One of the habitually asked questions while investing is the difference between investing in stocks and mutual funds. Both mutual funds and stocks are beneficial in their own way, and this article will walk you through the key differences of mutual funds and stocks.

Why mutual funds are better than stocks

Following are some of the benefits of mutual funds and why you should consider investing in mutual funds:

  • Professional Management

Leveraging the knowledge and expertise of a fund manager to earn significant returns is one of the primary reasons why investors prefer investing in mutual funds. Investment in stocks without any prior experience or knowledge about the working of the financial markets can be quite disastrous. It could even quickly drain your capital. Hence, experts often advise new investors to invest in mutual funds online via a fund manager.

  • Tax-saving benefits

If you sell your investments within a year from the date of purchase, you are levied with short-term capital gains tax, (STCG tax) at the rate of 15% p.a. What’s more, one even has to pay a securities transaction tax (STT) when they trade in stocks. However, there is no such tax on the stocks that are traded by the mutual fund. This is one way you save tax on mutual funds.

When it comes to ELSS mutual funds, Section 80C of the IT Act offers tax exemption on investments upto Rs 1.5 lac. Investors can use this exemption to reduce their tax liabilities.

  • Disciplined investment

Another significant advantage of investing in mutual funds is the financial discipline it offers to its investors through SIP (systematic investment plan). In an SIP investment, the investor is required to invest a specific amount periodically for a given period. This automated form of investing in a mutual fund requires an individual to decide the frequency of the investment and the quantum of payment at the start of the SIP investment tenure.

Conversely, investing in stocks this way can be quite complicated as each transaction would need to be timed and initiated by the investor.

4) Cost of Investing

Unlike stocks, which can bebought individually, actively managed mutual funds require a small fee to be paid to the fund manager(s). However, one often forgets to factor in the concept of ‘economies of scale’ that tips their weight in favour of mutual fund investments. Sure, active management of mutual funds require extra capital from the investor’s pockets. Still, due to their large size, mutual funds only request an insignificant fraction of the brokerage from an individual shareholder.
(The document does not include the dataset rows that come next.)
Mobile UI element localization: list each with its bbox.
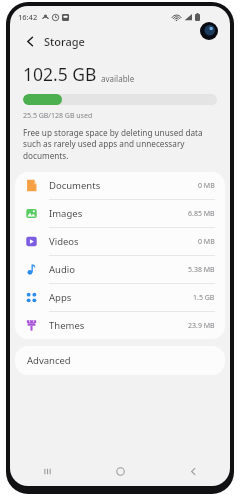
button[interactable]: Back: [20, 31, 40, 51]
staticText: Videos: [49, 235, 79, 248]
button[interactable]: Documents: [15, 172, 225, 199]
staticText: 0 MB: [198, 181, 215, 191]
button[interactable]: Apps: [15, 284, 225, 311]
staticText: available: [101, 73, 135, 84]
staticText: Documents: [49, 179, 101, 192]
staticText: Apps: [49, 291, 72, 304]
staticText: 25.5 GB/128 GB used: [23, 111, 93, 121]
staticText: Advanced: [27, 354, 71, 367]
staticText: Images: [49, 207, 83, 220]
button[interactable]: Recents: [10, 456, 84, 486]
staticText: Storage: [44, 34, 85, 49]
staticText: 23.9 MB: [188, 321, 215, 331]
button[interactable]: Images: [15, 200, 225, 227]
button[interactable]: Home: [84, 456, 157, 486]
button[interactable]: Themes: [15, 312, 225, 339]
button[interactable]: Videos: [15, 228, 225, 255]
staticText: Themes: [49, 319, 85, 332]
staticText: Free up storage space by deleting unused…: [23, 127, 217, 162]
staticText: 0 MB: [198, 237, 215, 247]
staticText: Audio: [49, 263, 75, 276]
button[interactable]: Back: [157, 456, 230, 486]
button[interactable]: Advanced: [15, 346, 225, 375]
staticText: 6.85 MB: [188, 209, 215, 219]
staticText: 5.38 MB: [188, 265, 215, 275]
button[interactable]: Audio: [15, 256, 225, 283]
staticText: 16:42: [18, 12, 38, 22]
staticText: 102.5 GB: [23, 62, 97, 86]
staticText: 1.5 GB: [193, 293, 215, 303]
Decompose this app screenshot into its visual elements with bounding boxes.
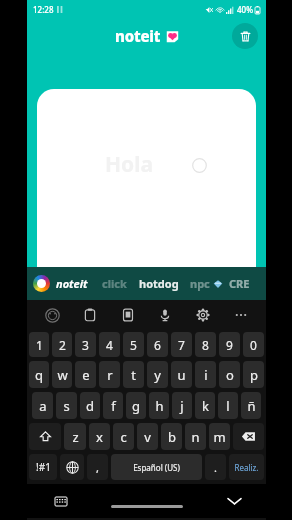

In the case of stocks, individual investors are required to pay the STT fees, that can be avoided with mutual funds.

Whether you decide to invest in mutual funds or stocks, completely depends on your knowledge and expertise of the market and the amount of effort and time you are willing to spare. Mutual funds can prove to be a great investment instrument if you are an amateur and aim for steady growth returns. However, if you are a stock market guru with plenty time in your hands, investing in stocks is a better choice.

Mutual funds vs stocks – the choice is yours. Happy Investing!